Assuming Obamacare comes into law in 2014, this will bring some thirty-two-millions adults into the insurance market. That is a large number of people. At present, they only come into the system when their symptoms become so serious, they cannot be ignored. Trips to the nearest emergency room are the result. For the rest of the time, they stay outside the system, buying whatever drugs they think they need online and hoping for the best. But if they all suddenly have insurance coverage, this opens the door to local doctors and, if referrals are in order, they will all arrive in your local hospitals and clinics. Put another way. You may think the current healthcare facilities are stretched. Just wait to see what happens when thirty-two-million more people try to use them.

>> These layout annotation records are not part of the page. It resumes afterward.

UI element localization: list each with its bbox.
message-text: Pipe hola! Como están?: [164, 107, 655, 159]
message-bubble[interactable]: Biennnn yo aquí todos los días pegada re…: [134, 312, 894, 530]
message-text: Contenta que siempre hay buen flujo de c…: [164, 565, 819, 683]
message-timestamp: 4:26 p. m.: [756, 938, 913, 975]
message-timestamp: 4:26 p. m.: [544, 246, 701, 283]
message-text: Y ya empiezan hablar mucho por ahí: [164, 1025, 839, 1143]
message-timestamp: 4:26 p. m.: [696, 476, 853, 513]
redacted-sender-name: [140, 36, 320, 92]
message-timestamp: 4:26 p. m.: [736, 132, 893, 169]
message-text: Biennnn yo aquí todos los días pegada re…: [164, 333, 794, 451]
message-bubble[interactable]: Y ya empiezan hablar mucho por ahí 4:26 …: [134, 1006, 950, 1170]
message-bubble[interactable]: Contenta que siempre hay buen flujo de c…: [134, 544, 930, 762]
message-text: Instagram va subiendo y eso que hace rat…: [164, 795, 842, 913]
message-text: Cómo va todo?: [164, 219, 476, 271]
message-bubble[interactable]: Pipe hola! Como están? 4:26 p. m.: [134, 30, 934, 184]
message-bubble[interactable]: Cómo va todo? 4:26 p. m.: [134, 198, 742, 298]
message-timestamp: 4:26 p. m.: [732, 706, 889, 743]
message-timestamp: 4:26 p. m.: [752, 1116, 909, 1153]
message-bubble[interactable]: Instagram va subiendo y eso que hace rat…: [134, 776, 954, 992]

This is not something we can ignore. We need a major new building plan to put new hospitals and clinics into play for 2014. Thinking about time, with less than four years to go, the capital for building must be found, land must be acquired, any zoning issues must be resolved, physical building must be completed, and all the relevant equipment installed. Except empty buildings need the staff to run them. Where are all the doctors going to come from? Waiting lists are already long. Even if medical schools expand their facilities ready for the 2011 intake, will they be able to train enough doctors to start filling in all the gaps when these new hospitals start recruiting? And then think about all the nursing and auxiliary staff required. As it stands, the US would collapse were it not able to import staff from other countries. In particular, the Philippines and India now supply the majority of the nursing professionals. Where will all the new health workers come from? Here we can note an interesting point of contrast with other developed countries. Graduate nurses are allowed to order some tests and prescribe a limited range of medications. In the US, doctors jealously guard the privileges of their rank. But if there are too few doctors, patients may be left without effective treatment for long periods of time. This is unacceptable.
Once you follow through the logic of the healthcare reforms, you can see tens of thousands of new health professionals are going to be required. The US fails to recruit an adequate number of local people to fill these jobs. They are considered underpaid and too demanding. Thus, only through massive immigration can the US provide the care made necessary by the legal reforms. As it stands today, little or nothing is being done. Indeed, in some states, the local Republican leaderships are actively resisting any changes to the status quo. All this does is store up troubles for the healthcare industry and the health insurance industry that will be picking up much of the bills for treatment. We need action now to increase the training and education resources for doctors and nurses. Even if we do not have new buildings, we can at least improve on the present position. Fortunately, the health insurance industry sees the problem and is beginning to change, albeit reluctantly. Hopefully, the medical profession will not be too far behind.